湯呑みに半分残ったお茶の器を小さく回し揺らす。波打ったお茶の水面が余韻を残して静かに元に戻り、少し歪に映った自分の顔がどうにも不細工でノリは目を逸らした。
コテージの内壁には大振りのナイフや斧が立て掛けられ、いつでも使用できるように手入れされている。
その反対側の壁には地図だろうか、随分書き込まれた大判の紙が貼られ、持ち主の几帳面さかうかがえる。
さながら前線基地のようだ、と感心し目を泳がせていると、主人であるミレイが「何かおかしいところでもあったか」と聞いたので、ノリは勢いをつけて首を横に振った。
「そう萎縮しなくてもいいわ。私としても気軽に接してくれた方がやりやすいし」
「萎縮なんて……ただ、色々あって混乱してるんだと思います。
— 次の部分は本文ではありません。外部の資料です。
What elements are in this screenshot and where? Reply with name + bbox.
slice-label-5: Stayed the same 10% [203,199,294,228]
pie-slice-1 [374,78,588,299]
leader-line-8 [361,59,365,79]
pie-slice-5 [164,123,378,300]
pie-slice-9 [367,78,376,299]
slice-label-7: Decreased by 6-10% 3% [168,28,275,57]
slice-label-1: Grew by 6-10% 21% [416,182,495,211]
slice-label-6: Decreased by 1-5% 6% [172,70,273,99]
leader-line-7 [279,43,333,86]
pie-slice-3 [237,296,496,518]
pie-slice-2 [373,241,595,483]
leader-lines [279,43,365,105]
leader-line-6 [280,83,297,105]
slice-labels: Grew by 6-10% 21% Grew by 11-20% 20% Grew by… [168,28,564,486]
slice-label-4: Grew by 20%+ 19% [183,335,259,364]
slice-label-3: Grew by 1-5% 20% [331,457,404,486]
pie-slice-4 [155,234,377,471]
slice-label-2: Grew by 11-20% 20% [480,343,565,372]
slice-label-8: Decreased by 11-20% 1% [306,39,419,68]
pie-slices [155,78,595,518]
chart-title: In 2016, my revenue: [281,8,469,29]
ついこの間までは世界が滅んでいるなんて夢にも思わなかったんですから」
「暗示ね。それも、凄まじく強力な。寄生体候補として造られた大量の被験体が、結託をしてバカな真似をしないとも限らない。そう考えたドクターが敢行したのよ」
ドクター。
みな口を揃えて言うその人物は、聞けば聞くほど掴めなく、ただただ不気味で、得体の知れない不定形のものと対峙しているような、そんな気分にさせられるのだ。
「あの……気になってたんですですけど、ドクターって一体何者なんですか?」
「さあ?」
「さあ、って。ミレイさんが知らないはずないでしょう」
「それが難しいのよね。私たちーー寄生体はいわゆる被造物でね、ドクターに造られた存在であるが故に、被造物の範疇を超えられないの」
「それはどういう?」
ミレイは胸に垂れた一束の癖毛の髪を、指で挟んで回し、躊躇いがちに答えた。
「簡単に言うと、あなたにかかってた暗示みたいなものね。突き詰めるとドクターに対し反逆を企てない為の措置よ。無意識下での忠誠ってところかしら」
「なんだよ、それ。それじゃまるでーー」
ーーお人形みたい?
先んじてミレイが口走った。
「お人形、傀儡ーー呼び方は色々あるだろうけど、私はドクターに上から糸を垂らされ、指の動きの一つ一つに反応して動いているだけなのよ。ね、無様でしょ?」
「それじゃあ、今こうして話しているのも自分たちの意思じゃないみたいな言い方じゃないか」
「そうね、誇張はあっても間違いではないわ。でも私たちの意思は確かに個々のものよ。それだけは絶対に揺るがない」
ふと一陣の風が、ひゅうと音を立てて微妙に開けられた窓から入ってきた。